In the author’s preface, David Grieve explains how he has been astounded and blessed ‘by this God-breathed building’, since it is in such thin places that the experience of God breaks through. David Grieve continues to find ‘surprises and delights almost each time’ he allows the building to speak to him, and where he finds himself ‘having to be still’ and capture his experience in the power and rhythm of poetry. Thin places have the capacity to inspire and to overpower. Within such places solace can be found.
The power of this poetry is itself rich in metaphor and images. It invites the solitary reader to sit, to ponder, and to follow the poet into the thin place that captured his imagination.
So what may rural cathedrals and greater churches learn from these confessions of a cathedral chaplain? The lesson is not to underestimate the power of thin places to let the experience of God into the human lives that wander into such territory. For some the encounter may be encouraged and nurtured by making available the space to sit and to reflect on David Grieve’s poetry. For others the encounter may be encouraged and nurtured by those cathedral chaplains who are so in tune with the power of thin places that their insights become infectious and open the eyes and souls of others to see what they see and to experience what they experience.
Access to the heart of thin places through David Grieve’s poetry is enhanced by the careful production of Sacristy Press.
For those of us familiar with Durham Cathedral this collection of poems is like visiting an old friend. For those who haven’t yet discovered that building, there is still much in this book that will speak to you. We get a glimpse of both special and ordinary moments in the Christian year. There are personal reflections on issues of the day as well as memories from the past.
This is an enjoyable book that can help you to connect with God, a reminder that ‘God is, all of the time. God just is.’
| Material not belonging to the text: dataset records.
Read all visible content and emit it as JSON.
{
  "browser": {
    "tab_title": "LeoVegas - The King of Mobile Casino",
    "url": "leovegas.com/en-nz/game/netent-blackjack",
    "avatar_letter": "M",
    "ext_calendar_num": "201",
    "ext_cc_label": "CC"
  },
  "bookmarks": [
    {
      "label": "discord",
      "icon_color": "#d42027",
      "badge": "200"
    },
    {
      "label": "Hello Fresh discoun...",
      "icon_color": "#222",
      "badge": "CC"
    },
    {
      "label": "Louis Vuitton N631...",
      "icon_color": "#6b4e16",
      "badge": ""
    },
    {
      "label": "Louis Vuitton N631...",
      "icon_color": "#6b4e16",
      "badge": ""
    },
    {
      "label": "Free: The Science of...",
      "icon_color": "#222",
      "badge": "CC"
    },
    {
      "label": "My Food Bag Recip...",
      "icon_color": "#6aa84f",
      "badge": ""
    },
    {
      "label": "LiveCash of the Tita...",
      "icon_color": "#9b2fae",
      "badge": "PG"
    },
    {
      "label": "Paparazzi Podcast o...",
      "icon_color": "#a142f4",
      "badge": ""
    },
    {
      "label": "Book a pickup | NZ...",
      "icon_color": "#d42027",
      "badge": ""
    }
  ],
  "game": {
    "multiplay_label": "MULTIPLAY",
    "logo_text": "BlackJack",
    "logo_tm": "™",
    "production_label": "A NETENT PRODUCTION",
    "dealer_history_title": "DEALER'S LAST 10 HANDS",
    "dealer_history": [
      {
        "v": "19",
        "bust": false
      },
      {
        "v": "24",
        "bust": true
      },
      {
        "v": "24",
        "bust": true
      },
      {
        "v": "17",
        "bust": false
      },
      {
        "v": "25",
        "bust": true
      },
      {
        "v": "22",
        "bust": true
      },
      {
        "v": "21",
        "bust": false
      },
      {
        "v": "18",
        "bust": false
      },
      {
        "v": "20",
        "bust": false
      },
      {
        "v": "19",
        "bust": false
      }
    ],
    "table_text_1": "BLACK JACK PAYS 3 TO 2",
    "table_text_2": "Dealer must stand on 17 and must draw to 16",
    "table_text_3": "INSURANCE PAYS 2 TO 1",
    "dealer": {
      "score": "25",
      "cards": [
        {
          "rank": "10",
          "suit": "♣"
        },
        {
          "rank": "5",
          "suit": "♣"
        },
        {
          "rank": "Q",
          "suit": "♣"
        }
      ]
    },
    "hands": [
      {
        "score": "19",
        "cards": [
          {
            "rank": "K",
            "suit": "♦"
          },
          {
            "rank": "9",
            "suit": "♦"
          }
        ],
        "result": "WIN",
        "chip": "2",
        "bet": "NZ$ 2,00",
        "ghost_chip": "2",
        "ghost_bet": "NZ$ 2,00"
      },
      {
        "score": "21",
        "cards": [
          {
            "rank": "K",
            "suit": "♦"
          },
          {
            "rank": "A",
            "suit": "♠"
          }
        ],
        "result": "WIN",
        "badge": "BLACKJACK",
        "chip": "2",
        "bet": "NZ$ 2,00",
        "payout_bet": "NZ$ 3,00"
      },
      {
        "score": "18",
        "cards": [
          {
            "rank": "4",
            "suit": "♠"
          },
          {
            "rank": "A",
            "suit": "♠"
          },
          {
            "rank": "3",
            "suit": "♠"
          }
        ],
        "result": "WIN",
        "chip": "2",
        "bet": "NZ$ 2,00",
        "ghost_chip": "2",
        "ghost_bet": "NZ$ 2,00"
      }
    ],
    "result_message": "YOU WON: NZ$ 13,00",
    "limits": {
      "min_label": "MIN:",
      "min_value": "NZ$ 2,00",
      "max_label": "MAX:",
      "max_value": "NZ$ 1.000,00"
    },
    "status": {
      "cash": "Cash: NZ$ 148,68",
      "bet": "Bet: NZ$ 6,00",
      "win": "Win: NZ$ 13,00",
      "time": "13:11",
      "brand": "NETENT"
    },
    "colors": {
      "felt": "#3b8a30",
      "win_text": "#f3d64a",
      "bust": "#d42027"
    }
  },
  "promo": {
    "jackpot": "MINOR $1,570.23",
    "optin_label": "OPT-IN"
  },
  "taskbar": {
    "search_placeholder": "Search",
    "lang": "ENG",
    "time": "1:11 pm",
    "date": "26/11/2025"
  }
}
In this fine collection the author of Hope in Dark Places, who has written with such courage and clarity about depression, turns his attention to the blessings to be found in the numinous and sacred spaces of Durham Cathedral and Lindisfarne. This is no nostalgic indulgence in ‘heritage’, but a vital exploration of the power of place and prayer for us now. Each poem, drawn from that well offers a glimpse, a clarification, a little cup of the water of life, offered from one thirsty soul to another.
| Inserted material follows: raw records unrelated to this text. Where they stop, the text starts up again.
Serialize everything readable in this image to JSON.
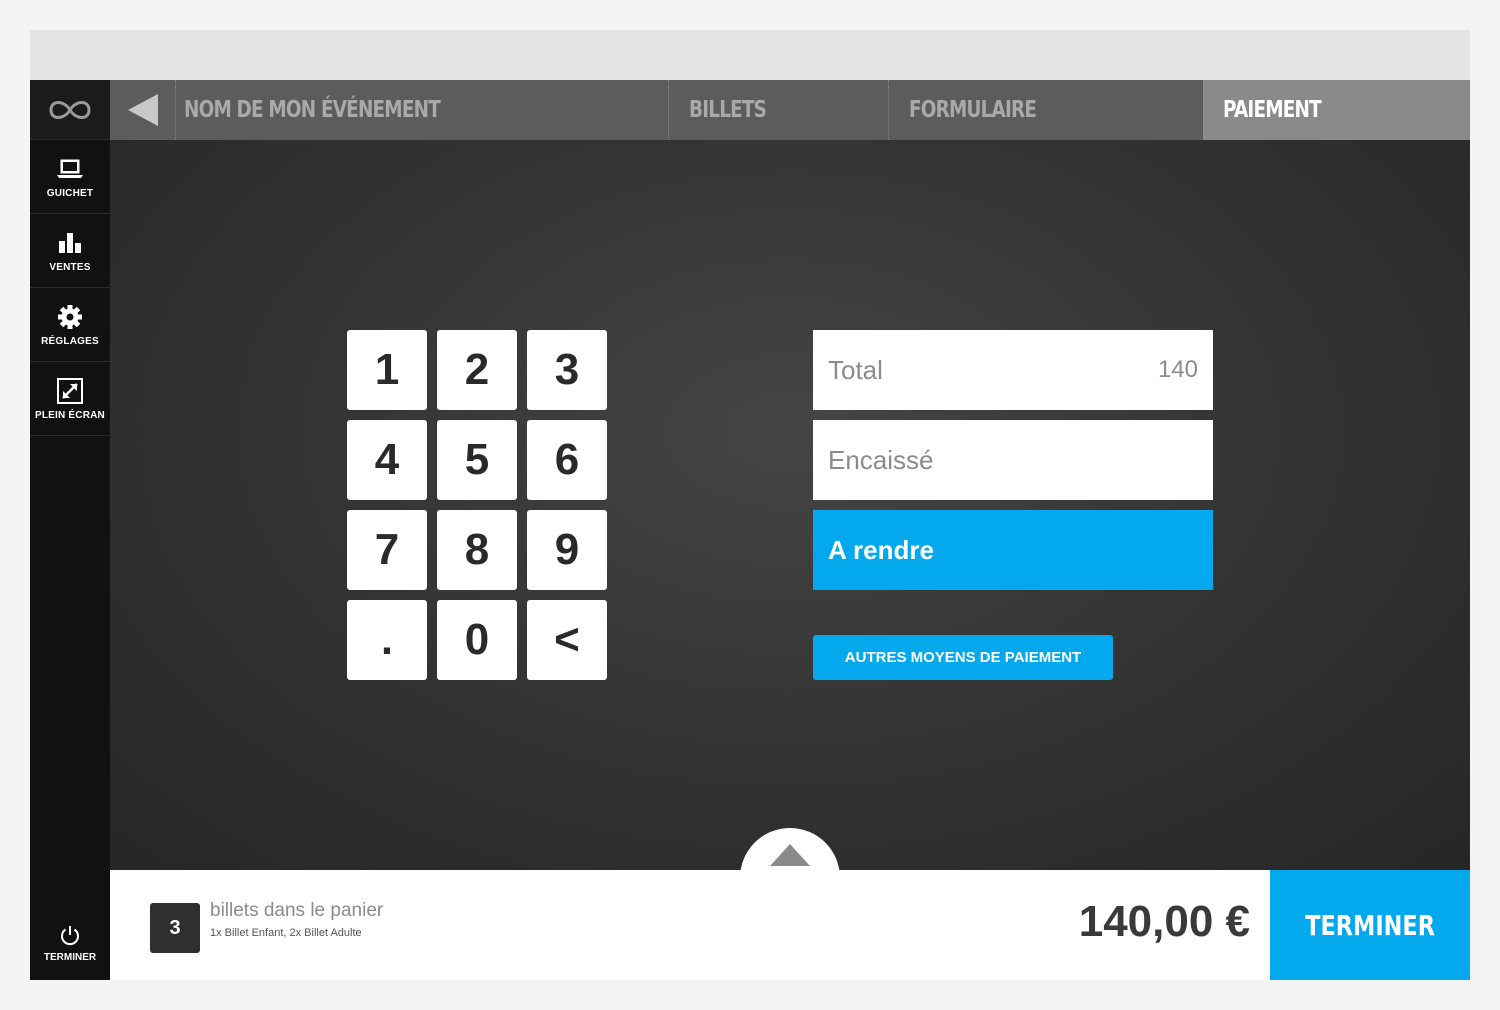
{
  "colors": {
    "accent": "#03a9ec",
    "sidebar": "#111111",
    "nav": "#5c5c5c",
    "nav_active": "#8a8a8a"
  },
  "sidebar": {
    "logo_icon": "infinity-logo-icon",
    "items": [
      {
        "label": "GUICHET",
        "icon": "laptop-icon"
      },
      {
        "label": "VENTES",
        "icon": "bar-chart-icon"
      },
      {
        "label": "RÉGLAGES",
        "icon": "gear-icon"
      },
      {
        "label": "PLEIN ÉCRAN",
        "icon": "fullscreen-icon"
      }
    ],
    "bottom": {
      "label": "TERMINER",
      "icon": "power-icon"
    }
  },
  "nav": {
    "back_icon": "back-arrow-icon",
    "event": "NOM DE MON ÉVÉNEMENT",
    "tabs": [
      "BILLETS",
      "FORMULAIRE",
      "PAIEMENT"
    ],
    "active_tab": "PAIEMENT"
  },
  "keypad": {
    "keys": [
      "1",
      "2",
      "3",
      "4",
      "5",
      "6",
      "7",
      "8",
      "9",
      ".",
      "0",
      "<"
    ]
  },
  "payment": {
    "total_label": "Total",
    "total_value": "140",
    "encaisse_label": "Encaissé",
    "encaisse_value": "",
    "rendre_label": "A rendre",
    "rendre_value": "",
    "other_methods": "AUTRES MOYENS DE PAIEMENT"
  },
  "cart": {
    "count": "3",
    "title": "billets dans le panier",
    "detail": "1x Billet Enfant, 2x Billet Adulte",
    "total": "140,00 €",
    "finish": "TERMINER",
    "toggle_icon": "chevron-up-icon"
  }
}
For nearly 30 years I have shared my love of Durham Cathedral and its Saints with visitors from across the globe. David’s poems make me look afresh at what I know so well. As well as reflecting on places, he explores the life of the Cathedral throughout the year. He points us back from history and architecture to what really matters in the Holy/this thin place. I shall personally treasure this collection.
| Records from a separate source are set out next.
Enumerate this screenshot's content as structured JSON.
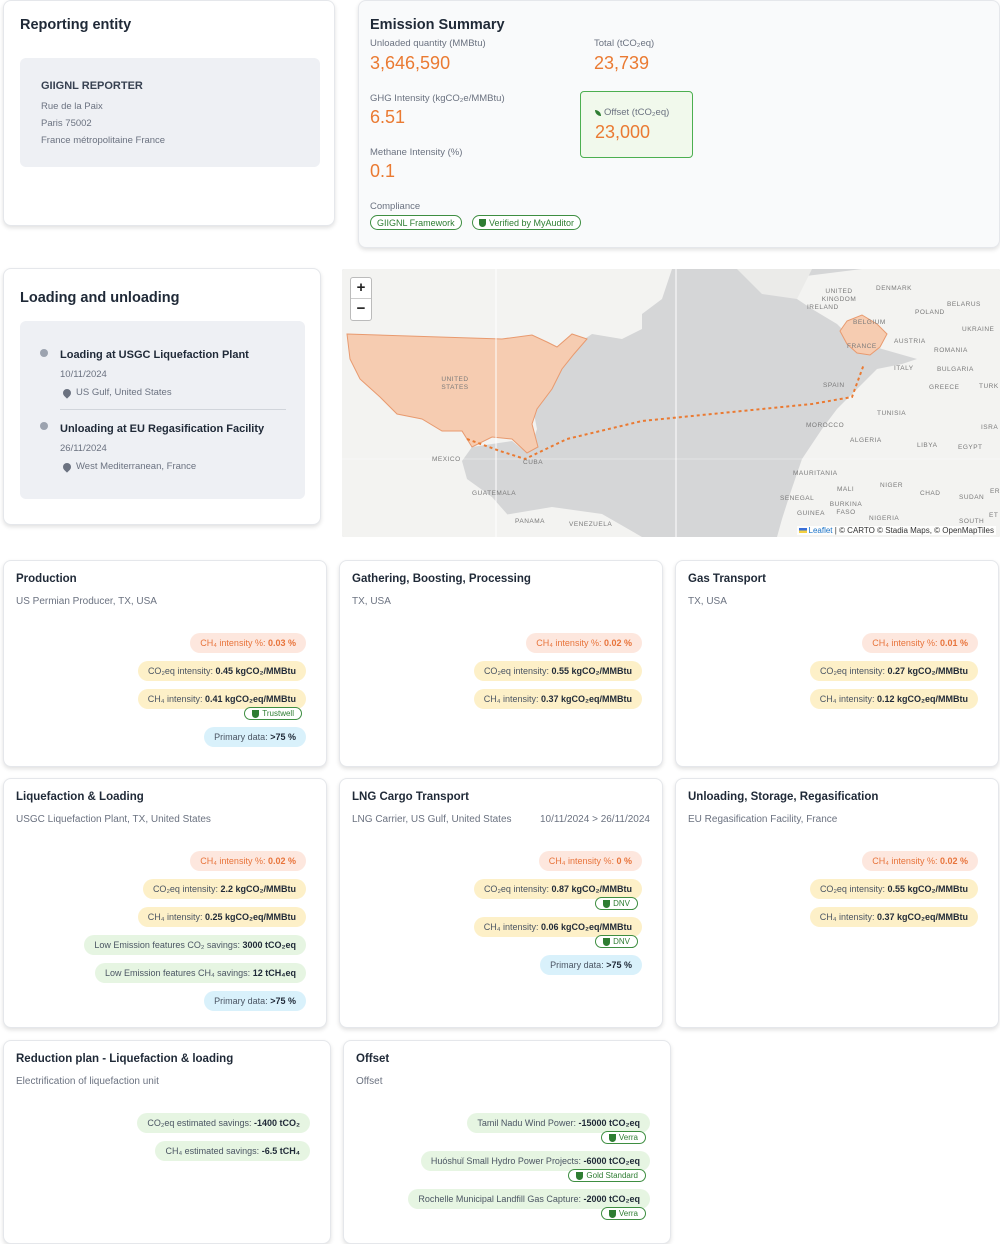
{
  "reporting": {
    "title": "Reporting entity",
    "name": "GIIGNL REPORTER",
    "address1": "Rue de la Paix",
    "address2": "Paris 75002",
    "address3": "France métropolitaine France"
  },
  "summary": {
    "title": "Emission Summary",
    "unloaded_label": "Unloaded quantity (MMBtu)",
    "unloaded_value": "3,646,590",
    "total_label": "Total (tCO₂eq)",
    "total_value": "23,739",
    "ghg_label": "GHG Intensity (kgCO₂e/MMBtu)",
    "ghg_value": "6.51",
    "offset_label": "Offset (tCO₂eq)",
    "offset_value": "23,000",
    "methane_label": "Methane Intensity (%)",
    "methane_value": "0.1",
    "compliance_label": "Compliance",
    "compliance_1": "GIIGNL Framework",
    "compliance_2": "Verified by MyAuditor"
  },
  "loading": {
    "title": "Loading and unloading",
    "items": [
      {
        "title": "Loading at USGC Liquefaction Plant",
        "date": "10/11/2024",
        "location": "US Gulf, United States"
      },
      {
        "title": "Unloading at EU Regasification Facility",
        "date": "26/11/2024",
        "location": "West Mediterranean, France"
      }
    ]
  },
  "map": {
    "zoom_in": "+",
    "zoom_out": "−",
    "attribution_prefix": "Leaflet",
    "attribution_rest": "| © CARTO © Stadia Maps, © OpenMapTiles",
    "labels": {
      "us": "UNITED STATES",
      "mexico": "MEXICO",
      "cuba": "CUBA",
      "guatemala": "GUATEMALA",
      "panama": "PANAMA",
      "venezuela": "VENEZUELA",
      "uk": "UNITED KINGDOM",
      "ireland": "IRELAND",
      "denmark": "DENMARK",
      "belarus": "BELARUS",
      "poland": "POLAND",
      "belgium": "BELGIUM",
      "ukraine": "UKRAINE",
      "austria": "AUSTRIA",
      "france": "FRANCE",
      "romania": "ROMANIA",
      "italy": "ITALY",
      "bulgaria": "BULGARIA",
      "spain": "SPAIN",
      "greece": "GREECE",
      "turk": "TURK",
      "tunisia": "TUNISIA",
      "morocco": "MOROCCO",
      "algeria": "ALGERIA",
      "libya": "LIBYA",
      "egypt": "EGYPT",
      "isra": "ISRA",
      "mauritania": "MAURITANIA",
      "mali": "MALI",
      "niger": "NIGER",
      "chad": "CHAD",
      "sudan": "SUDAN",
      "senegal": "SENEGAL",
      "burkina": "BURKINA FASO",
      "guinea": "GUINEA",
      "nigeria": "NIGERIA",
      "south": "SOUTH",
      "er": "ER",
      "et": "ET"
    }
  },
  "cards": [
    {
      "title": "Production",
      "sub": "US Permian Producer, TX, USA",
      "sub_right": "",
      "tags": [
        {
          "color": "red",
          "label": "CH₄ intensity %:",
          "value": "0.03 %",
          "badge": ""
        },
        {
          "color": "yel",
          "label": "CO₂eq intensity:",
          "value": "0.45 kgCO₂/MMBtu",
          "badge": ""
        },
        {
          "color": "yel",
          "label": "CH₄ intensity:",
          "value": "0.41 kgCO₂eq/MMBtu",
          "badge": "Trustwell"
        },
        {
          "color": "blu",
          "label": "Primary data:",
          "value": ">75 %",
          "badge": ""
        }
      ]
    },
    {
      "title": "Gathering, Boosting, Processing",
      "sub": "TX, USA",
      "sub_right": "",
      "tags": [
        {
          "color": "red",
          "label": "CH₄ intensity %:",
          "value": "0.02 %",
          "badge": ""
        },
        {
          "color": "yel",
          "label": "CO₂eq intensity:",
          "value": "0.55 kgCO₂/MMBtu",
          "badge": ""
        },
        {
          "color": "yel",
          "label": "CH₄ intensity:",
          "value": "0.37 kgCO₂eq/MMBtu",
          "badge": ""
        }
      ]
    },
    {
      "title": "Gas Transport",
      "sub": "TX, USA",
      "sub_right": "",
      "tags": [
        {
          "color": "red",
          "label": "CH₄ intensity %:",
          "value": "0.01 %",
          "badge": ""
        },
        {
          "color": "yel",
          "label": "CO₂eq intensity:",
          "value": "0.27 kgCO₂/MMBtu",
          "badge": ""
        },
        {
          "color": "yel",
          "label": "CH₄ intensity:",
          "value": "0.12 kgCO₂eq/MMBtu",
          "badge": ""
        }
      ]
    },
    {
      "title": "Liquefaction & Loading",
      "sub": "USGC Liquefaction Plant, TX, United States",
      "sub_right": "",
      "tags": [
        {
          "color": "red",
          "label": "CH₄ intensity %:",
          "value": "0.02 %",
          "badge": ""
        },
        {
          "color": "yel",
          "label": "CO₂eq intensity:",
          "value": "2.2 kgCO₂/MMBtu",
          "badge": ""
        },
        {
          "color": "yel",
          "label": "CH₄ intensity:",
          "value": "0.25 kgCO₂eq/MMBtu",
          "badge": ""
        },
        {
          "color": "grn",
          "label": "Low Emission features CO₂ savings:",
          "value": "3000 tCO₂eq",
          "badge": ""
        },
        {
          "color": "grn",
          "label": "Low Emission features CH₄ savings:",
          "value": "12 tCH₄eq",
          "badge": ""
        },
        {
          "color": "blu",
          "label": "Primary data:",
          "value": ">75 %",
          "badge": ""
        }
      ]
    },
    {
      "title": "LNG Cargo Transport",
      "sub": "LNG Carrier, US Gulf, United States",
      "sub_right": "10/11/2024 > 26/11/2024",
      "tags": [
        {
          "color": "red",
          "label": "CH₄ intensity %:",
          "value": "0 %",
          "badge": ""
        },
        {
          "color": "yel",
          "label": "CO₂eq intensity:",
          "value": "0.87 kgCO₂/MMBtu",
          "badge": "DNV"
        },
        {
          "color": "yel",
          "label": "CH₄ intensity:",
          "value": "0.06 kgCO₂eq/MMBtu",
          "badge": "DNV"
        },
        {
          "color": "blu",
          "label": "Primary data:",
          "value": ">75 %",
          "badge": ""
        }
      ]
    },
    {
      "title": "Unloading, Storage, Regasification",
      "sub": "EU Regasification Facility, France",
      "sub_right": "",
      "tags": [
        {
          "color": "red",
          "label": "CH₄ intensity %:",
          "value": "0.02 %",
          "badge": ""
        },
        {
          "color": "yel",
          "label": "CO₂eq intensity:",
          "value": "0.55 kgCO₂/MMBtu",
          "badge": ""
        },
        {
          "color": "yel",
          "label": "CH₄ intensity:",
          "value": "0.37 kgCO₂eq/MMBtu",
          "badge": ""
        }
      ]
    },
    {
      "title": "Reduction plan - Liquefaction & loading",
      "sub": "Electrification of liquefaction unit",
      "sub_right": "",
      "tags": [
        {
          "color": "grn",
          "label": "CO₂eq estimated savings:",
          "value": "-1400 tCO₂",
          "badge": ""
        },
        {
          "color": "grn",
          "label": "CH₄ estimated savings:",
          "value": "-6.5 tCH₄",
          "badge": ""
        }
      ]
    },
    {
      "title": "Offset",
      "sub": "Offset",
      "sub_right": "",
      "tags": [
        {
          "color": "grn",
          "label": "Tamil Nadu Wind Power:",
          "value": "-15000 tCO₂eq",
          "badge": "Verra"
        },
        {
          "color": "grn",
          "label": "Huóshuǐ Small Hydro Power Projects:",
          "value": "-6000 tCO₂eq",
          "badge": "Gold Standard"
        },
        {
          "color": "grn",
          "label": "Rochelle Municipal Landfill Gas Capture:",
          "value": "-2000 tCO₂eq",
          "badge": "Verra"
        }
      ]
    }
  ]
}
David Grieve is an Anglican priest, married with three grown-up children, who retired in 1989 at the age of 37 due to a breakdown. He writes poetry as both therapy and vocation.
Andrew Tremlett is the Dean of Durham. Previously he has served as a Canon Residentiary at Bristol Cathedral, Sub-Dean of Westminster Abbey, Archdeacon of Westminster and Rector of St Margaret's Church, Westminster. He has also been Chaplain to the Mission to Seafarers, and a parliamentary research assistant for the Doctrine Commission of the Church of England.